Published by Scribner on March 26, 2019
Several of the stories in Sing to It are the shortest of short stories. Perhaps discerning readers will appreciate their depth of feeling or discern their hidden intent. Most of them left me cold. The title story, just a few sentences long, begins with “At the end, he said, No metaphors.” The story is, I guess, a metaphor, but not one that I grasped.
Amy Hempel’s style is to convey intense feelings using as few words as possible. That’ an admirable goal. When she uses too few words, however, I find myself missing all the rich flavor that she seems to have excised in order to get to the story’s core. I’m not sure that all of these stories are really stories at all, but I know that Hempel is popular in literary circles and that other readers are likely to disagree with me about the value of her brief glimpses of life.
As for the longer stories, I loved “A Full-Service Shelter,” which has the indirect storytelling feel of “The Things They Carried” in its heartbreaking description of how dogs perceived the volunteers at a humane society shelter. No dog lover could read the story without being moved.
The longest story, “Cloudland,” is told by a teacher who did cocaine with her students and moved to Florida to make a new life, although not the kind of life that depends on ambition. The protagonist has an abundance of random thoughts and memories and she isn’t shy about sharing them with the reader. Her most substantive memory is about giving up a child for adoption. “For safekeeping. For peace of mind.” Some of her current thoughts are fantasies about seeing or spending time with her daughter; others are about the emptiness she feels. In contrast with Hempel’s other stories, “Cloudland” might have been told more powerfully with fewer words.
The women in these stories are not living happy lives. The narrator of “The Chicane” tells the story of an an American woman who got pregnant by a French actor, then married a guy from Portugal and labored to turn him into an American after she got pregnant again. Neither relationship works out well for her. “Greed” is narrated by a destructive woman whose husband has an affair with an older woman. In “The Correct Grip,” a woman who was attacked by a man with a knife chats amiably with her attacker’s wife.
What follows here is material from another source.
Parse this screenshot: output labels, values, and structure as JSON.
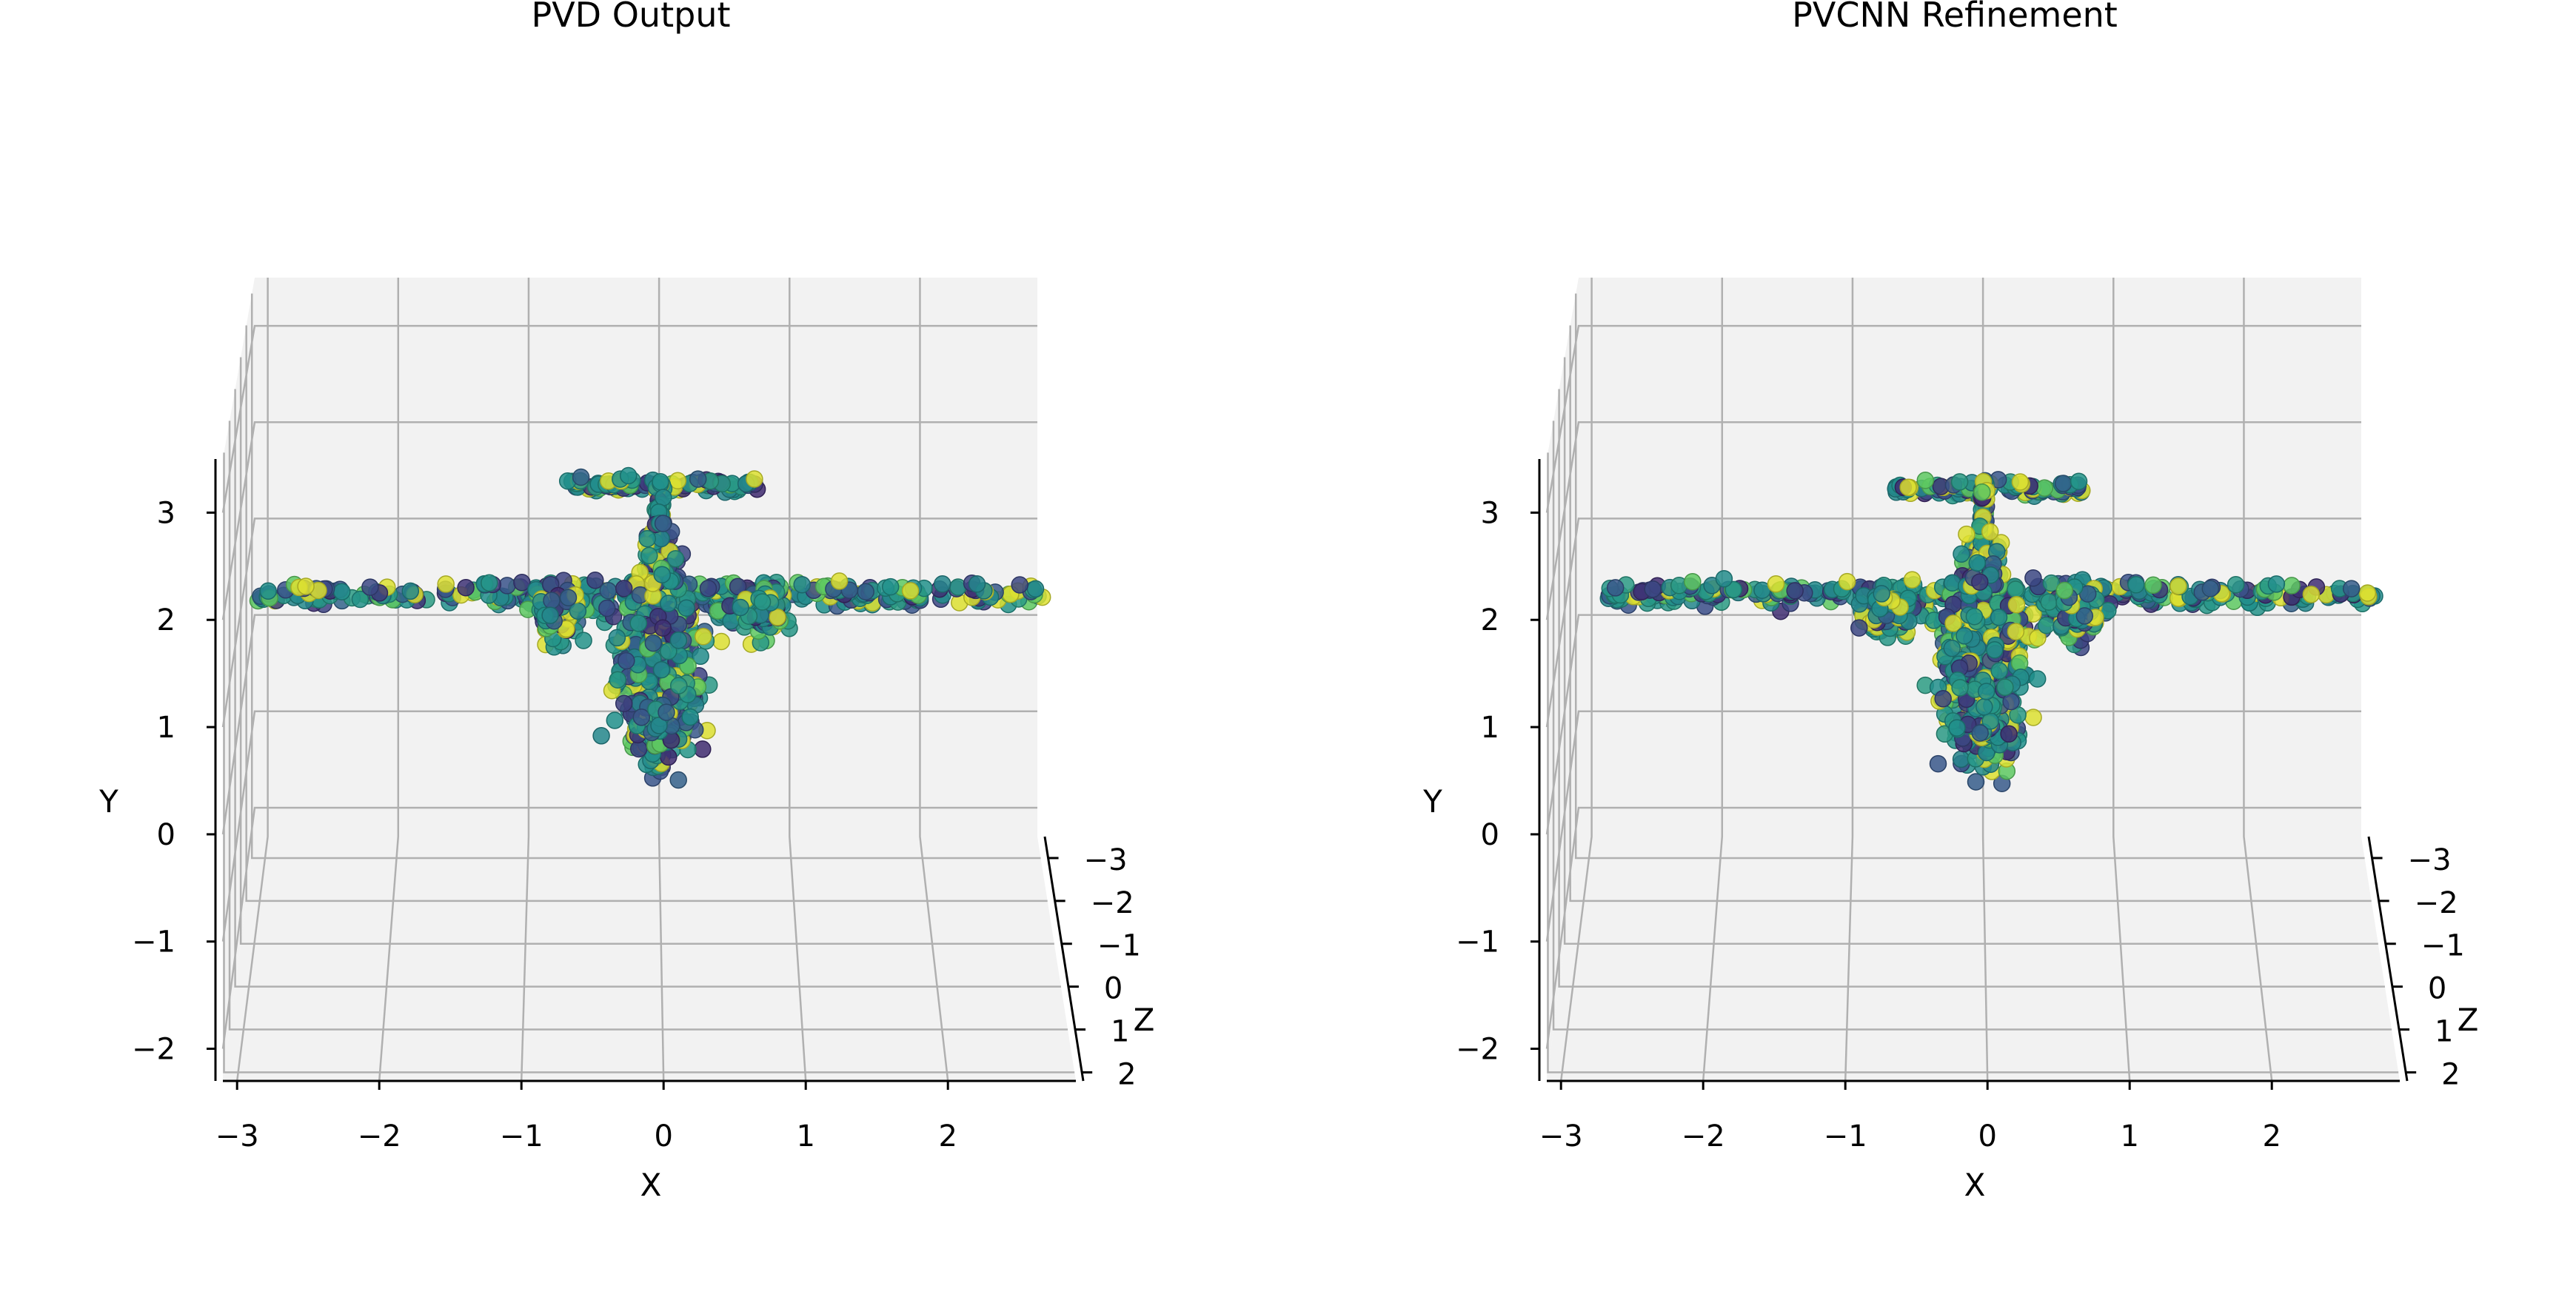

Only one of the stories in this collection appealed to me, so I cannot recommend the volume to readers who share my tastes. Your mileage may vary. Other than “A Full Service Shelter,” I was largely indifferent to the book’s contents. Even the stories with more substance, such as “Cloudland,” came across to me as pointless. Maybe pointlessness is the point, but it isn’t a point that makes me want to read story after story. The quality of Hempel’s prose, on the other hand, made the stories easy to read, even when I lost interest in the narrative.